La prison dorée de l'iPhone

Par jbjacquin@latribune.fr  |   |  431  mots
Par Jean-Baptiste Jacquin, rédacteur en chef à La Tribune.

Apple a encore frappé. Le groupe qui avait zéro expérience dans la téléphonie mobile il y a moins de deux ans est aujourd'hui incontournable. Et même central, tant les stratégies commerciales se définissent désormais par rapport à l'iPhone et à son "App Store", cette plate-forme de services plus ou moins utiles. 

Pourtant les chiffres ne devraient guère laisser de doute sur la hiérarchie des acteurs. Apple a vendu 21 millions d'iPhone dans le monde depuis son lancement en juillet 2007. C'est le nombre de mobiles que Nokia vendait tous les quinze jours l'an dernier.

Mais l'américain à la pomme a fait bouger le marché et tire à lui les seuls segments qui échappent à la récession de 2009. Apple refait le coup de l'iPod et de iTunes. C'est le fabricant du Mac qui a révolutionné l'économie de la musique en ligne, la où les industriels experts, les majors du disque, avaient tous lamentablement échoué.

Cela fait quatre ans que les opérateurs télécoms et les fabricants de téléphones claironnent l'avènement de l'Internet mobile, mais c'est Apple qui le rend accessible aux moins technophiles d'entre nous. Le revers de cette médaille, pour le consommateur, est qu'Apple aime bien sécuriser ses revenus futurs et enfermer ses clients dans un périmètre dont il garde le contrôle.

Combien de clients de baladeurs iPod ont découvert, mais un peu tard, que le système "propriétaire" du fabricant et les verrous numériques sur les titres interdisaient d'écouter de la musique achetée sur d'autres magasins en ligne qu'iTunes ? Aujourd'hui Apple réussit la prouesse de s'immiscer entre les opérateurs télécoms et leurs clients. Du jamais-vu.

En effet, un client d'Orange qui achète auprès de l'opérateur français un iPhone, avec un forfait Orange, doit néanmoins s'identifier sur le service iTunes, en y donnant ses coordonnées bancaires. Mais le "buzz" autour de l'iPhone est tel que les nouveaux convertis ne rechignent pas à se lier aussi étroitement avec Apple.

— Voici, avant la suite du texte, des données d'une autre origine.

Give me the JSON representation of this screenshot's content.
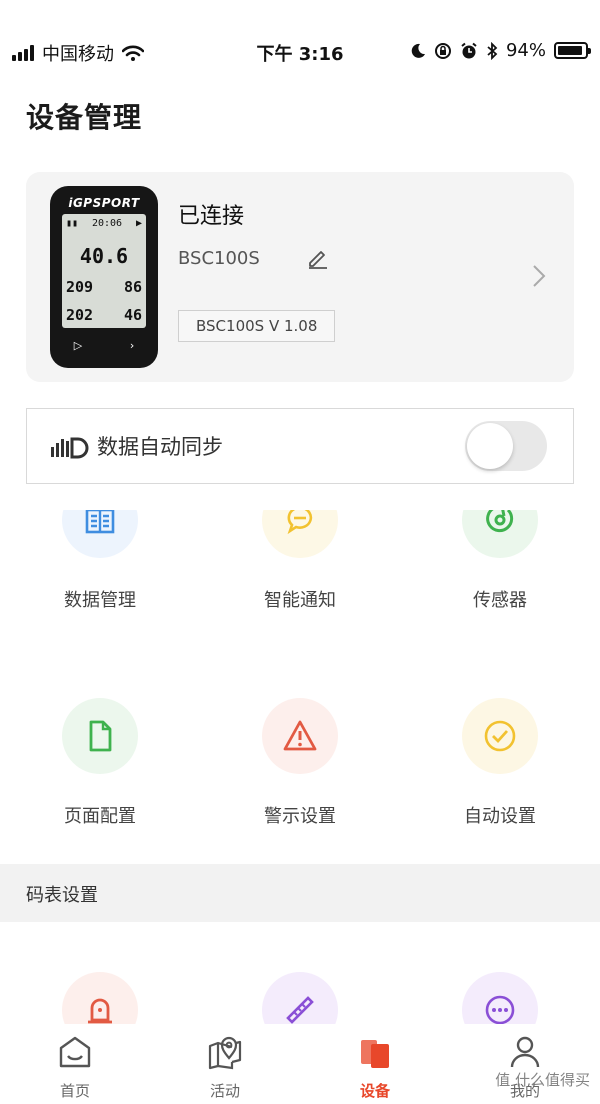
{
  "status_bar": {
    "carrier": "中国移动",
    "time": "下午 3:16",
    "battery_percent": "94%",
    "battery_level": 0.94,
    "icons": [
      "signal-icon",
      "wifi-icon",
      "moon-icon",
      "rotation-lock-icon",
      "alarm-icon",
      "bluetooth-icon",
      "battery-icon"
    ]
  },
  "page": {
    "title": "设备管理"
  },
  "device": {
    "status": "已连接",
    "model": "BSC100S",
    "version": "BSC100S V 1.08",
    "image": {
      "brand": "iGPSPORT",
      "time": "20:06",
      "speed": "40.6",
      "row1_left": "209",
      "row1_right": "86",
      "row2_left": "202",
      "row2_right": "46"
    }
  },
  "sync": {
    "label": "数据自动同步",
    "enabled": false
  },
  "features": [
    {
      "label": "数据管理",
      "icon": "data-management-icon"
    },
    {
      "label": "智能通知",
      "icon": "smart-notification-icon"
    },
    {
      "label": "传感器",
      "icon": "sensor-icon"
    },
    {
      "label": "页面配置",
      "icon": "page-config-icon"
    },
    {
      "label": "警示设置",
      "icon": "warning-icon"
    },
    {
      "label": "自动设置",
      "icon": "auto-settings-icon"
    }
  ],
  "section": {
    "title": "码表设置"
  },
  "tabs": [
    {
      "label": "首页",
      "icon": "home-icon"
    },
    {
      "label": "活动",
      "icon": "activity-map-icon"
    },
    {
      "label": "设备",
      "icon": "device-icon",
      "active": true
    },
    {
      "label": "我的",
      "icon": "profile-icon"
    }
  ],
  "watermark": "值 什么值得买",
  "colors": {
    "accent": "#e8472a",
    "blue": "#3f8de0",
    "yellow": "#f2c230",
    "green": "#3fb24e",
    "red": "#e25a43",
    "purple": "#8a4fd6"
  }
}
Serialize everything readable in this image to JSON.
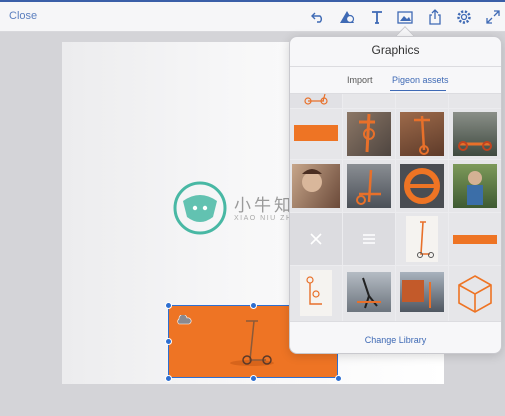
{
  "toolbar": {
    "close_label": "Close",
    "icons": [
      "undo-icon",
      "shape-icon",
      "text-icon",
      "image-icon",
      "share-icon",
      "settings-icon",
      "fullscreen-icon"
    ]
  },
  "popover": {
    "title": "Graphics",
    "tabs": [
      {
        "label": "Import",
        "selected": false
      },
      {
        "label": "Pigeon assets",
        "selected": true
      }
    ],
    "footer_link": "Change Library"
  },
  "watermark": {
    "title": "小牛知识",
    "subtitle": "XIAO NIU ZHI SHI KU"
  },
  "colors": {
    "accent": "#3f6ab5",
    "orange": "#ee7424",
    "selection": "#2e6fd1"
  }
}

Sans doute auront-ils demain le sentiment d'être retenus prisonniers du système. Mais cette "prison" dans laquelle ils entrent de plein gré pourrait aussi leur ouvrir les yeux sur la cellule qu'ils abandonnent. Car les opérateurs étaient parvenus à maintenir la relation client dans un huis clos bien plus hermétique que ne l'est la plate-forme "App Store". Chaque opérateur proposait sa plate-forme avec ses prestataires assermentés. La prison de l'iPhone est finalement bien plus ouverte sur l'extérieur.